The satellites will listen for signals from ships operating clandestinely, helping customers that include the U.K.’s National Maritime Information Centre (NMIC) tackle piracy and other illegal activities.
They will join Amber IOD-3, which AAC Clyde Space is building for deployment from the International Space Station this summer.
Horizon Technologies is prime contractor for the U.K.’s Amber IOD-3 cubesat signals intelligence program, part of the In-Orbit Demonstration (IOD) initiative run by government-backed nonprofit Satellite Applications Catapult.
The additional Amber satellites come a month after Horizon Technologies secured Series A funding in the single-digit millions of dollars, led by private equity firm Maven Capital Partners.
Sweden-headquartered AAC Clyde Space will build the two satellites at its site in Glasgow, Scotland, as part of a managed services contract worth 4.6 million British pounds ($6.5 million).
The agreement includes securing two satellite launches in the second half of 2022 and handling operations and data delivery.

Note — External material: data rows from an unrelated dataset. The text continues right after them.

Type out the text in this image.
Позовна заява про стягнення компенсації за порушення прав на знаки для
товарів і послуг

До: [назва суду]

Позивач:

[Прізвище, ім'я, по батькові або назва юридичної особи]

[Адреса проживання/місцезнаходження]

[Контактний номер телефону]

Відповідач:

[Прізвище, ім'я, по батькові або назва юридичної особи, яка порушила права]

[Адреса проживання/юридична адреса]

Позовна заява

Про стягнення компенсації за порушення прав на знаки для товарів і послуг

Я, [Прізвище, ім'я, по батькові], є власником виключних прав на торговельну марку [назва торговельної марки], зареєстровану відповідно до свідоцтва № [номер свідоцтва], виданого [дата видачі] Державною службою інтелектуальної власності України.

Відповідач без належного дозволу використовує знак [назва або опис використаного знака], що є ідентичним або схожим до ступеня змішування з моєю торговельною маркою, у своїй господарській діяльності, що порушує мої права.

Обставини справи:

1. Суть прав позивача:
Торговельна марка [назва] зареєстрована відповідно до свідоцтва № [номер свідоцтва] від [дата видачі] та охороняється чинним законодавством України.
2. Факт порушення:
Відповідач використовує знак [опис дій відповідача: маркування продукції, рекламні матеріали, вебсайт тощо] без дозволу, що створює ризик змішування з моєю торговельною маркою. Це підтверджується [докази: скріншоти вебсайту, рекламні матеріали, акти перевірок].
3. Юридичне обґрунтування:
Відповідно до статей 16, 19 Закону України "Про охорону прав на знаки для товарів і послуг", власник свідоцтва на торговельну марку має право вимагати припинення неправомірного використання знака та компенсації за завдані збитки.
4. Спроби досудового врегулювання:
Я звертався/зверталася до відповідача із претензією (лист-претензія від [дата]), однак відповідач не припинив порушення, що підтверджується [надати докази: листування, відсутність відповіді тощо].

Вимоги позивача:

“We are seeing growing demand for our managed services from customers who want increased access to data from space, but don’t want the added responsibility of running their satellites,” AAC Clyde Space CEO Luis Gomes said.
“The same trends are also fueling the growth of our space data as a service — where customers will outsource the design, launch and ownership of satellites to companies like AAC Clyde Space.”
AAC Clyde Space’s agreement with Horizon Technologies also includes the option to be extended for covering additional satellites.
Horizon Technologies CEO John Beckner said in May that the venture is planning an initial constellation of six satellites, enabling worldwide coverage with latency under one hour.